Les acides gras sont aussi connus pour induire la différenciation adipocytaire. Provenant de l’alimentation ou de la lipolyse, certains acides gras agissent positivement sur les adipocytes en régulant l’expression de nombreux gènes adipocytaires en activant les récepteurs nucléaires PPARγ (Forman et al. 1997).
Il existe beaucoup d’autres facteurs pro-adipogéniques tel que l’hormone de croissance, les glucocorticoïdes, l’hormone thyroïdienne T3 et le leukemia inhibitory factor.
Il existe aussi une régulation négative de la différenciation adipocytaire. Beaucoup de facteurs de croissance inhibent cette différenciation tels que l’EGF, le TGFα ou encore la myostatine. Des cytokines inflammatoires ont elles aussi été décrites comme étant des facteurs anti-adipogéniques tels que l’IL-1, l’IL-6, le TNFα ou les interférons γ et β.
Pref-1, protéine exprimée uniquement dans les pré-adipocytes, a été décrite comme un facteur anti-adipogénique. Il a été montré, que sa forme soluble pouvait inhiber la différenciation, ou à l’inverse son inhibition peut induire l’adipogenèse (Smas and Sul 1993; Smas et al. 1999).

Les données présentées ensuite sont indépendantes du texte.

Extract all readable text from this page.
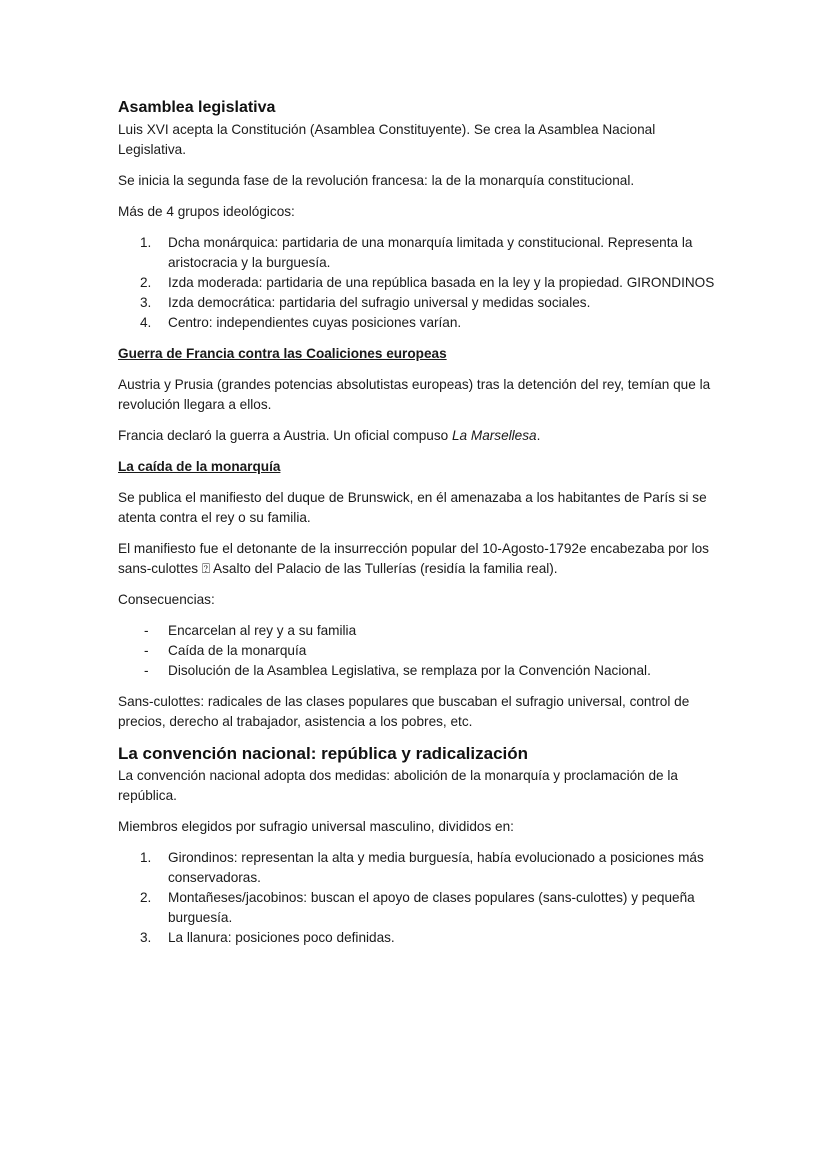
Asamblea legislativa

Luis XVI acepta la Constitución (Asamblea Constituyente). Se crea la Asamblea Nacional Legislativa.

Se inicia la segunda fase de la revolución francesa: la de la monarquía constitucional.

Más de 4 grupos ideológicos:

1. Dcha monárquica: partidaria de una monarquía limitada y constitucional. Representa la aristocracia y la burguesía.
2. Izda moderada: partidaria de una república basada en la ley y la propiedad. GIRONDINOS
3. Izda democrática: partidaria del sufragio universal y medidas sociales.
4. Centro: independientes cuyas posiciones varían.
Guerra de Francia contra las Coaliciones europeas

Austria y Prusia (grandes potencias absolutistas europeas) tras la detención del rey, temían que la revolución llegara a ellos.

Francia declaró la guerra a Austria. Un oficial compuso La Marsellesa.

La caída de la monarquía

Se publica el manifiesto del duque de Brunswick, en él amenazaba a los habitantes de París si se atenta contra el rey o su familia.

El manifiesto fue el detonante de la insurrección popular del 10-Agosto-1792e encabezaba por los sans-culottes ⍰ Asalto del Palacio de las Tullerías (residía la familia real).

Consecuencias:

- Encarcelan al rey y a su familia
- Caída de la monarquía
- Disolución de la Asamblea Legislativa, se remplaza por la Convención Nacional.

Sans-culottes: radicales de las clases populares que buscaban el sufragio universal, control de precios, derecho al trabajador, asistencia a los pobres, etc.

La convención nacional: república y radicalización

La convención nacional adopta dos medidas: abolición de la monarquía y proclamación de la república.

Miembros elegidos por sufragio universal masculino, divididos en:

1. Girondinos: representan la alta y media burguesía, había evolucionado a posiciones más conservadoras.
2. Montañeses/jacobinos: buscan el apoyo de clases populares (sans-culottes) y pequeña burguesía.
3. La llanura: posiciones poco definidas.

2.2. Le développement pathologique du TA : L’obésité
L’obésité ou le surpoids se caractérise par le développement excessif du TA. Chez l’homme, une personne est considérée obèse si son indice de masse corporel (IMC = masse/taille au carré) est supérieur à 30kg/m², et en surpoids si l’IMC se situe entre 25 et 30 kg/m². La plupart du temps, l’origine de l’obésité est environnementale : une mauvaise alimentation qui apporte un surplus de lipides et de glucides va entraîner une accumulation de TG au niveau adipocytaire. Une diminution des apports énergétiques permet une diminution de la masse du TA. Dans certain cas, l’origine de l’obésité est héréditaire. Une mutation au niveau de gènes impliqués dans le
développement ou le métabolisme peut entraîner un excès du développement du TA. En effet, les souris présentant une mutation pour le gène de la leptine ou de son récepteur, développent une obésité. L’obésité correspond à une augmentation du TA qui est due à une augmentation de la taille des adipocytes (hypertrophie), et dans les cas les plus extrêmes à l’augmentation du nombre d’adipocytes (hyperplasie). Chez la personne obèse, le diamètre d’un adipocyte peut atteindre 200 µm. L’adipocyte va accumuler des lipides sous forme de TG jusqu’à une taille critique puis l’hyperplasie va apparaître au sein du tissu. Les mécanismes de l’hyperplasie sont encore mal connus, cela passerait par un recrutement des cellules progénitrices de la SVF ou encore par le recrutement de cellules souches de la moelle osseuse (Crossno et al. 2006).
L’obésité s’accompagne de modifications des activités de l’adipocyte. Bien sûr, la lipogenèse est augmentée chez la personne obèse, il a été montré que l’activité de la LPL était augmentée en fonction de la taille de l’adipocyte (Farnier et al. 2003). Les fonctions sécrétoires du TA sont aussi modifiées, la plupart des sécrétions des adipokines sont augmentées en réponse à l’obésité telles que la leptine, l’IL-6, l’apeline, le TNF-α… seule l’adiponectine est diminuée dans le plasma de personnes obèses (Boucher et al. 2005a). Toutes ces modifications pourraient être à l’origine de l’apparition des syndromes dus à l’obésité tels que le diabète insulino-résistant, les pathologies cardiovasculaires ou encore le cancer.